L’union ne fait pas la force
Au Canada, u groupe aussi farfelu que la Coalition des fonctionnaires chauves amateurs de pêche à la truite pourrait exister, en raison du respect de la liberté d’association. À Cuba, ce droit est parfois bafoué. «Il n’existe pas de partis politiques indépendants viables, pas d’organisations indépendantes reconnues ni de syndicats indépendants, affirme Anne Sainte-Marie. Tout est mené par le parti unique au pouvoir, le Parti communiste cubain.» Alberto Alvarez en donne un exemple: «Lors d’un rassemblement de quartier, j’ai vu des personnes se faire frapper sur la tête avec des marteaux par la police pour s’être réunies, avoir organisé une manifestation et affirmé des idées qui n’étaient pas en faveur du gouvernement.»

Bien braves, donc, les groupes minoritaires qui osent faire entendre leur voix. Surtout les homosexuels. «Il existe deux problèmes majeurs, précise Roberto Jovel, membre du Réseau de soutien des droits des gais et des lesbiennes d’Amnistie internationale. Tout d’abord, il ne peut exister de groupes gais à Cuba. Par exemple, en 1994, des gens ont fondé une association de gais et lesbiennes. En 1997, il y a eu une répression sévère, ce qui a entraîné la fermeture de l’association. De plus, l’article 303 du code pénal prévoit des peines de trois mois à un an de prison pour les personnes qui expriment publiquement leur homosexualité. Donc, les autorités procèdent à des descentes arbitraires dans des lieux de rencontre, distribuent des amendes et font des arrestations.»

Lorsque manifestants, homosexuels et journalistes font face à la machine judiciaire cubaine, ils sont confrontés à un engrenage qui contient beaucoup de grains de sable. «Le système judiciaire n’est pas indépendant, indique Anne Sainte-Marie. Il est donc partial à certains moments. Aussi, les autorités peuvent parfois forcer des gens à avouer des crimes qu’ils n’ont pas commis ou forger de toutes pièces un procès pour trafic de drogue afin de se débarrasser d’opposants politiques.» C’est sans compter le fait que Cuba, comme les Éats-Unis, possède dans son arsenal judiciaire la peine de mort.
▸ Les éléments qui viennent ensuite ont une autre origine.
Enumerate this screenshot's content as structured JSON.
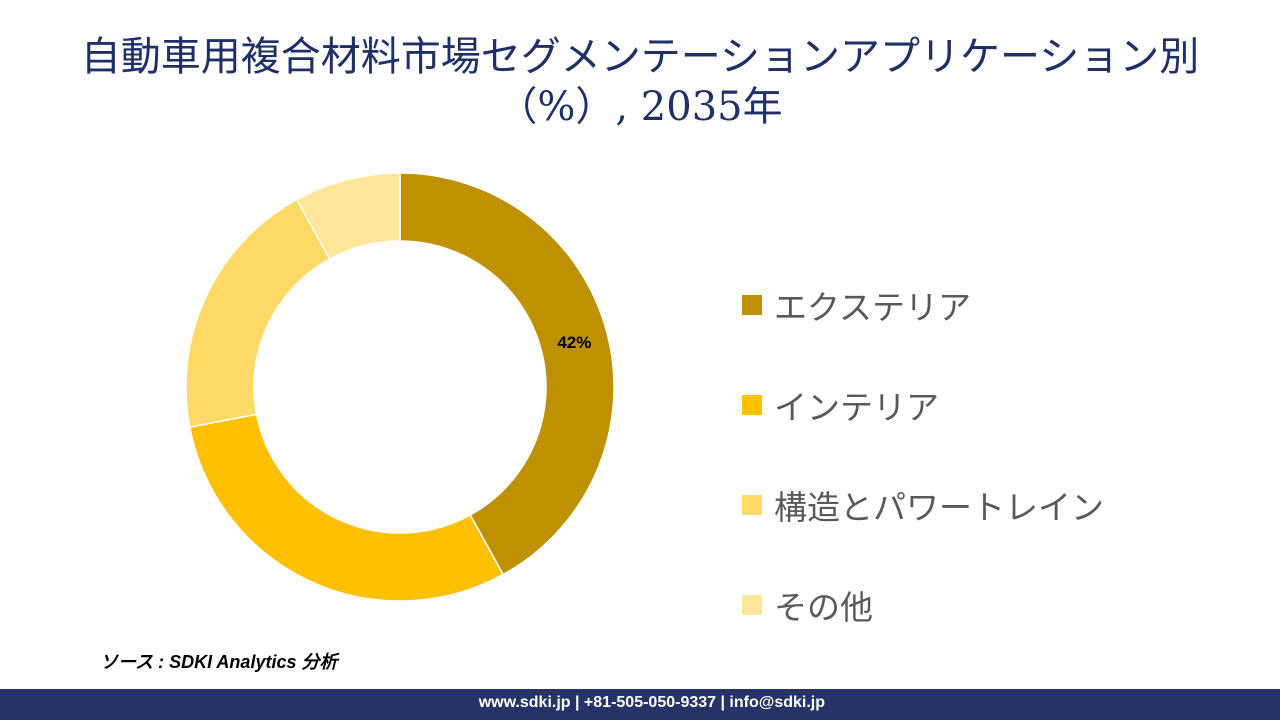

Selon Human Rights Watch, au moins douze personnes ont été exécutées en 1999 à Cuba.

Critique internationale
La communauté internationale ne manque pas de dénoncer les violations commises par Cuba. Dans une résolution adoptée le 18 avril dernier, la Commission des droits de l’homme des Nations unies s’est dite «préoccupée» par les infractions continues aux règles internationales concernant les droits de la personne, et demande au gouvernement cubain de coopérer avec elle en vue du respect de ces droits.

Le 23 avril 1999, la Commission avait adopté une autre résolution réclamant du gouvernement la libération de «toutes les personnes détenues ou emprisonnées pour avoir exprimé pacifiquement leurs opinions politiques, religieuses et sociales». Elle invitait aussi le gouvernement à «assurer le respect des droits de la personne et des libertés fondamentales». «Le problème, c’est que Cuba refuse généralement de collaborer, affirme Anne Sainte-Marie. Donc, les violations continuent à avoir lieu malgré les résolutions.»

De son côté, Cuba se dit prêt à coopérer, mais dénonce ces résolutions. «Les principes internationaux sont toujours dirigés contre Cuba pour le compte des États-Unis», réplique Camilo Garcia, second secrétaire à l’ambassade de Cuba à Ottawa. «Cette réplique est constante, souligne Anne Sainte-Marie. Cuba croit que les Nations unies travaillent pour les États-Unis, alors qu’elles dénoncent sans relâche l’embargo américain contre l’île. Comment peut-on régler la question des droits de la personne devant une telle impasse?»